The song would inspire the title for John Singleton's 1991 film Boyz n the Hood.

== Cover versions ==

Red Hot Chili Peppers often covered the song live as an intro jam to their own song, "Special Secret Song Inside" on their 1989-90 Mother's Milk tour and briefly as an intro to the same song in 1991 on their Blood Sugar Sex Magik tour. They would again cover it as an intro jam to their songs "Sir Psycho Sexy" in 1999, "Snow ((Hey Oh))" in 2007, "Suck My Kiss" in 2012 and most recently in 2024 as an intro jam to "Right on Time" and "Me and My Friends.

In 2004, the song was re-imagined and sampled by rapper Jim Jones on his debut album On My Way to Church. His version was called "Certified Gangstas", and featured Bezel and Cam'ron.

Besides Jim Jones' song there have been many remakes, most notably a cover by alternative rock band Dynamite Hack, which hit #12 on the Billboard Modern Rock Tracks in 2000.

Hispanic rap group Brownside did a remake to the song called "Vatos in the Barrio" on their 1999 album Payback. The instrumental of the original is remade, and the lyrics are slightly different but keep the main structure of the Eazy-E version.

Underground Memphis rapper Koopsta Knicca of Three 6 Mafia made his own version called "Back in da Hood".

Shwayze uses one of the lines from the "Boyz-n-the Hood" remix in his song "Lost My Mind"; the line he uses is "Woke up at about noon just thought that I had to be in Compton soon".

It is sampled in "Front Back" by UGK (as well as its remix by T.I.), "My 64" by Mike Jones (featuring Bun B, Snoop Dogg and Lil' Eazy-E), "Pojat On Huudeilla" by Eurocrack, "Them Boys Down South" by Big Chance.

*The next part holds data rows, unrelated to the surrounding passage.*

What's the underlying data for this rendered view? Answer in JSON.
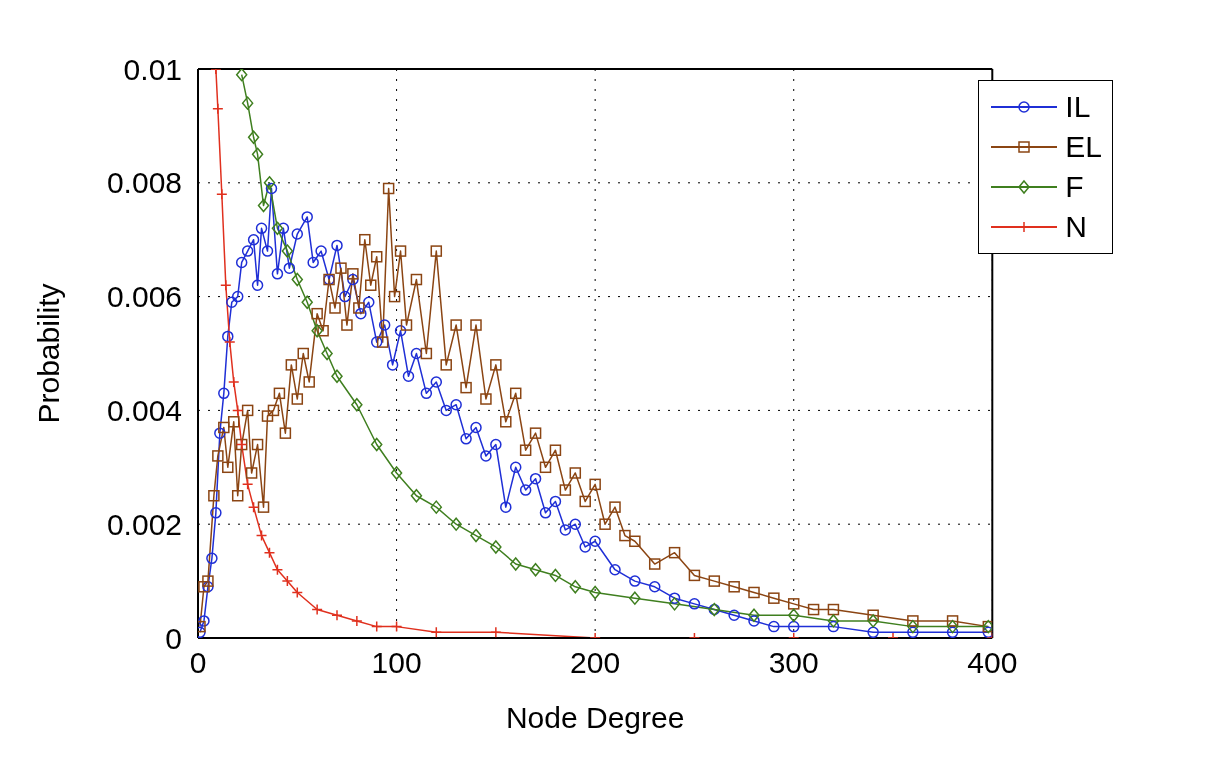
{
  "chart_data": {
    "type": "line",
    "xlabel": "Node Degree",
    "ylabel": "Probability",
    "xlim": [
      0,
      400
    ],
    "xticks": [
      0,
      100,
      200,
      300,
      400
    ],
    "ylim": [
      0,
      0.01
    ],
    "yticks": [
      0,
      0.002,
      0.004,
      0.006,
      0.008,
      0.01
    ],
    "grid": true,
    "legend": "top right",
    "line_style": "solid",
    "series": [
      {
        "name": "IL",
        "color": "#1f2fd6",
        "marker": "circle",
        "x": [
          1,
          3,
          5,
          7,
          9,
          11,
          13,
          15,
          17,
          20,
          22,
          25,
          28,
          30,
          32,
          35,
          37,
          40,
          43,
          46,
          50,
          55,
          58,
          62,
          66,
          70,
          74,
          78,
          82,
          86,
          90,
          94,
          98,
          102,
          106,
          110,
          115,
          120,
          125,
          130,
          135,
          140,
          145,
          150,
          155,
          160,
          165,
          170,
          175,
          180,
          185,
          190,
          195,
          200,
          210,
          220,
          230,
          240,
          250,
          260,
          270,
          280,
          290,
          300,
          320,
          340,
          360,
          380,
          398
        ],
        "values": [
          0.0001,
          0.0003,
          0.0009,
          0.0014,
          0.0022,
          0.0036,
          0.0043,
          0.0053,
          0.0059,
          0.006,
          0.0066,
          0.0068,
          0.007,
          0.0062,
          0.0072,
          0.0068,
          0.0079,
          0.0064,
          0.0072,
          0.0065,
          0.0071,
          0.0074,
          0.0066,
          0.0068,
          0.0063,
          0.0069,
          0.006,
          0.0063,
          0.0057,
          0.0059,
          0.0052,
          0.0055,
          0.0048,
          0.0054,
          0.0046,
          0.005,
          0.0043,
          0.0045,
          0.004,
          0.0041,
          0.0035,
          0.0037,
          0.0032,
          0.0034,
          0.0023,
          0.003,
          0.0026,
          0.0028,
          0.0022,
          0.0024,
          0.0019,
          0.002,
          0.0016,
          0.0017,
          0.0012,
          0.001,
          0.0009,
          0.0007,
          0.0006,
          0.0005,
          0.0004,
          0.0003,
          0.0002,
          0.0002,
          0.0002,
          0.0001,
          0.0001,
          0.0001,
          0.0001
        ]
      },
      {
        "name": "EL",
        "color": "#8b4513",
        "marker": "square",
        "x": [
          1,
          3,
          5,
          8,
          10,
          13,
          15,
          18,
          20,
          22,
          25,
          27,
          30,
          33,
          35,
          38,
          41,
          44,
          47,
          50,
          53,
          56,
          60,
          63,
          66,
          69,
          72,
          75,
          78,
          81,
          84,
          87,
          90,
          93,
          96,
          99,
          102,
          105,
          110,
          115,
          120,
          125,
          130,
          135,
          140,
          145,
          150,
          155,
          160,
          165,
          170,
          175,
          180,
          185,
          190,
          195,
          200,
          205,
          210,
          215,
          220,
          230,
          240,
          250,
          260,
          270,
          280,
          290,
          300,
          310,
          320,
          340,
          360,
          380,
          398
        ],
        "values": [
          0.0002,
          0.0009,
          0.001,
          0.0025,
          0.0032,
          0.0037,
          0.003,
          0.0038,
          0.0025,
          0.0034,
          0.004,
          0.0029,
          0.0034,
          0.0023,
          0.0039,
          0.004,
          0.0043,
          0.0036,
          0.0048,
          0.0042,
          0.005,
          0.0045,
          0.0057,
          0.0054,
          0.0063,
          0.0058,
          0.0065,
          0.0055,
          0.0064,
          0.0058,
          0.007,
          0.0062,
          0.0067,
          0.0052,
          0.0079,
          0.006,
          0.0068,
          0.0055,
          0.0063,
          0.005,
          0.0068,
          0.0048,
          0.0055,
          0.0044,
          0.0055,
          0.0042,
          0.0048,
          0.0038,
          0.0043,
          0.0033,
          0.0036,
          0.003,
          0.0033,
          0.0026,
          0.0029,
          0.0024,
          0.0027,
          0.002,
          0.0023,
          0.0018,
          0.0017,
          0.0013,
          0.0015,
          0.0011,
          0.001,
          0.0009,
          0.0008,
          0.0007,
          0.0006,
          0.0005,
          0.0005,
          0.0004,
          0.0003,
          0.0003,
          0.0002
        ]
      },
      {
        "name": "F",
        "color": "#3f7f1f",
        "marker": "diamond",
        "x": [
          22,
          25,
          28,
          30,
          33,
          36,
          40,
          45,
          50,
          55,
          60,
          65,
          70,
          80,
          90,
          100,
          110,
          120,
          130,
          140,
          150,
          160,
          170,
          180,
          190,
          200,
          220,
          240,
          260,
          280,
          300,
          320,
          340,
          360,
          380,
          398
        ],
        "values": [
          0.0099,
          0.0094,
          0.0088,
          0.0085,
          0.0076,
          0.008,
          0.0072,
          0.0068,
          0.0063,
          0.0059,
          0.0054,
          0.005,
          0.0046,
          0.0041,
          0.0034,
          0.0029,
          0.0025,
          0.0023,
          0.002,
          0.0018,
          0.0016,
          0.0013,
          0.0012,
          0.0011,
          0.0009,
          0.0008,
          0.0007,
          0.0006,
          0.0005,
          0.0004,
          0.0004,
          0.0003,
          0.0003,
          0.0002,
          0.0002,
          0.0002
        ]
      },
      {
        "name": "N",
        "color": "#e0301e",
        "marker": "cross",
        "x": [
          9,
          10,
          12,
          14,
          16,
          18,
          20,
          22,
          25,
          28,
          32,
          36,
          40,
          45,
          50,
          60,
          70,
          80,
          90,
          100,
          120,
          150,
          200,
          250,
          300,
          350,
          400
        ],
        "values": [
          0.01,
          0.0093,
          0.0078,
          0.0062,
          0.0052,
          0.0045,
          0.004,
          0.0034,
          0.0027,
          0.0023,
          0.0018,
          0.0015,
          0.0012,
          0.001,
          0.0008,
          0.0005,
          0.0004,
          0.0003,
          0.0002,
          0.0002,
          0.0001,
          0.0001,
          0,
          0,
          0,
          0,
          0
        ]
      }
    ]
  }
}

Track 8 (Disc 2) on DJ Screw's album "The Legend" has the same song style as Boyz-n-the-Hood.

Yelawolf made a song called "Boyz in the Woodz" for his 2008 mixtape Ball of Flames: the Ballad of Slick Rick E. Bobby. The song interpolates the original chorus but is made to have a "white trash" feel.

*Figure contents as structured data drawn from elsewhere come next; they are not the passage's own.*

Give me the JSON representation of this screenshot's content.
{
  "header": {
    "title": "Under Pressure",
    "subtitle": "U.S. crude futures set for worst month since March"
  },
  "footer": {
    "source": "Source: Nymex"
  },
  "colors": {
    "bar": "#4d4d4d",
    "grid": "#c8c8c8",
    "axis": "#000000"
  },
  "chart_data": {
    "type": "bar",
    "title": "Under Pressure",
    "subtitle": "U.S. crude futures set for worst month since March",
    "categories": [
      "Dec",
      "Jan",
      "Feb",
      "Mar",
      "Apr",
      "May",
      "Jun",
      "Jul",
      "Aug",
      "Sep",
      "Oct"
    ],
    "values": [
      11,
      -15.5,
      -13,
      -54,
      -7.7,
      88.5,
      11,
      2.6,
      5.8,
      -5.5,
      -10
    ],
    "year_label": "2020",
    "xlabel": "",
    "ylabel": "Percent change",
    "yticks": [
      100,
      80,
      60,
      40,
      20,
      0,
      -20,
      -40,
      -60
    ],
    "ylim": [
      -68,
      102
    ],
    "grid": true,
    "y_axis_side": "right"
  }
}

American rapper Megan Thee Stallion sampled the song in her 2020 single "Girls in the Hood". Eazy-E's daughters, Henree, and Ebie Wright both supported the song.

== Personnel ==

- Eazy-E - Vocals
- Ice Cube - Lyrics
- Dr. Dre - Production

== Charts ==

| Chart (2015) | Peak position |
|---|---|
| Australia (ARIA) | 69 |
| US Billboard Hot 100 | 50 |
| US Hot R&B/Hip-Hop Songs (Billboard) | 18 |
| US Hot Rap Songs (Billboard) | 14 |

== Certifications ==

| Region | Certification | Certified units/sales |
| United Kingdom (BPI) | Silver | 200,000^{‡} |
^{‡} Sales+streaming figures based on certification alone.